Selon que l’on se pense d’un côté ou de l’autre, en l’occurrence indien ou britannique, on n’a pas la même vie. Ce qui se concevait comme destin – bénédiction ou malédiction inéluctablement inscrite dans l’histoire de chacun – peut, en partie au moins, devenir choix, dont les dés sont relancés. L’idée du destin fait de nous un objet, tantôt élu, tantôt maudit. Lorsque nous parlons, en revanche, et que dans notre parole se rejouent les significations que nous donnons aux choses, nous devenons sujets et reprenons la main.
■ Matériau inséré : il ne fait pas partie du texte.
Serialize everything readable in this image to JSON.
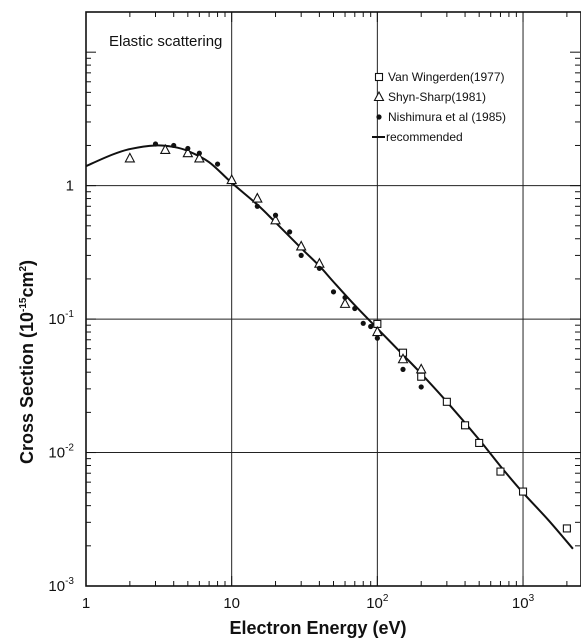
{
  "chart_data": {
    "type": "scatter",
    "title": "",
    "annotation": "Elastic scattering",
    "xlabel": "Electron Energy (eV)",
    "ylabel": "Cross Section (10",
    "ylabel_exp": "-15",
    "ylabel_unit": "cm",
    "ylabel_unit_exp": "2",
    "ylabel_close": ")",
    "x_scale": "log",
    "y_scale": "log",
    "xlim": [
      1,
      2500
    ],
    "ylim": [
      0.001,
      20
    ],
    "grid": "major",
    "legend_position": "top-right",
    "x_ticks": [
      {
        "value": 1,
        "base": "1",
        "exp": ""
      },
      {
        "value": 10,
        "base": "10",
        "exp": ""
      },
      {
        "value": 100,
        "base": "10",
        "exp": "2"
      },
      {
        "value": 1000,
        "base": "10",
        "exp": "3"
      }
    ],
    "y_ticks": [
      {
        "value": 0.001,
        "base": "10",
        "exp": "-3"
      },
      {
        "value": 0.01,
        "base": "10",
        "exp": "-2"
      },
      {
        "value": 0.1,
        "base": "10",
        "exp": "-1"
      },
      {
        "value": 1,
        "base": "1",
        "exp": ""
      }
    ],
    "series": [
      {
        "name": "Van Wingerden(1977)",
        "marker": "square",
        "points": [
          [
            100,
            0.092
          ],
          [
            150,
            0.056
          ],
          [
            200,
            0.037
          ],
          [
            300,
            0.024
          ],
          [
            400,
            0.016
          ],
          [
            500,
            0.0118
          ],
          [
            700,
            0.0072
          ],
          [
            1000,
            0.0051
          ],
          [
            2000,
            0.0027
          ]
        ]
      },
      {
        "name": "Shyn-Sharp(1981)",
        "marker": "triangle",
        "points": [
          [
            2,
            1.6
          ],
          [
            3.5,
            1.85
          ],
          [
            5,
            1.75
          ],
          [
            6,
            1.6
          ],
          [
            10,
            1.1
          ],
          [
            15,
            0.8
          ],
          [
            20,
            0.55
          ],
          [
            30,
            0.35
          ],
          [
            40,
            0.26
          ],
          [
            60,
            0.13
          ],
          [
            100,
            0.08
          ],
          [
            150,
            0.05
          ],
          [
            200,
            0.042
          ]
        ]
      },
      {
        "name": "Nishimura et al (1985)",
        "marker": "dot",
        "points": [
          [
            3,
            2.05
          ],
          [
            4,
            2.0
          ],
          [
            5,
            1.9
          ],
          [
            6,
            1.75
          ],
          [
            8,
            1.45
          ],
          [
            15,
            0.7
          ],
          [
            20,
            0.6
          ],
          [
            25,
            0.45
          ],
          [
            30,
            0.3
          ],
          [
            40,
            0.24
          ],
          [
            50,
            0.16
          ],
          [
            60,
            0.145
          ],
          [
            70,
            0.12
          ],
          [
            80,
            0.093
          ],
          [
            90,
            0.088
          ],
          [
            100,
            0.072
          ],
          [
            150,
            0.042
          ],
          [
            200,
            0.031
          ]
        ]
      },
      {
        "name": "recommended",
        "marker": "line",
        "points": [
          [
            1,
            1.4
          ],
          [
            1.5,
            1.7
          ],
          [
            2,
            1.88
          ],
          [
            3,
            2.0
          ],
          [
            4,
            1.95
          ],
          [
            5,
            1.82
          ],
          [
            7,
            1.5
          ],
          [
            10,
            1.05
          ],
          [
            15,
            0.72
          ],
          [
            20,
            0.53
          ],
          [
            30,
            0.34
          ],
          [
            40,
            0.25
          ],
          [
            50,
            0.19
          ],
          [
            70,
            0.127
          ],
          [
            100,
            0.085
          ],
          [
            150,
            0.054
          ],
          [
            200,
            0.039
          ],
          [
            300,
            0.024
          ],
          [
            500,
            0.0125
          ],
          [
            700,
            0.0079
          ],
          [
            1000,
            0.005
          ],
          [
            1500,
            0.0031
          ],
          [
            2200,
            0.0019
          ]
        ]
      }
    ]
  }
}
C’est cela, la mutation subjective telle qu’elle est constamment en marche au cœur d’une analyse: mettre en jeu sa parole, découvrir un sens nouveau aux termes déterminant notre existence, et en tirer des conclusions qui ordonnent tout autrement les choses, à commencer par notre place. "Aucun problème ne peut être résolu sans changer le niveau de conscience de celui qui l’a engendré". Cette phrase est d’Albert Einstein, le grand penseur de la gravitation, dont la biographie ou la légende révèle que son désir pour la science a été éveillé vers l’âge de cinq ans, par la contemplation d’une boussole.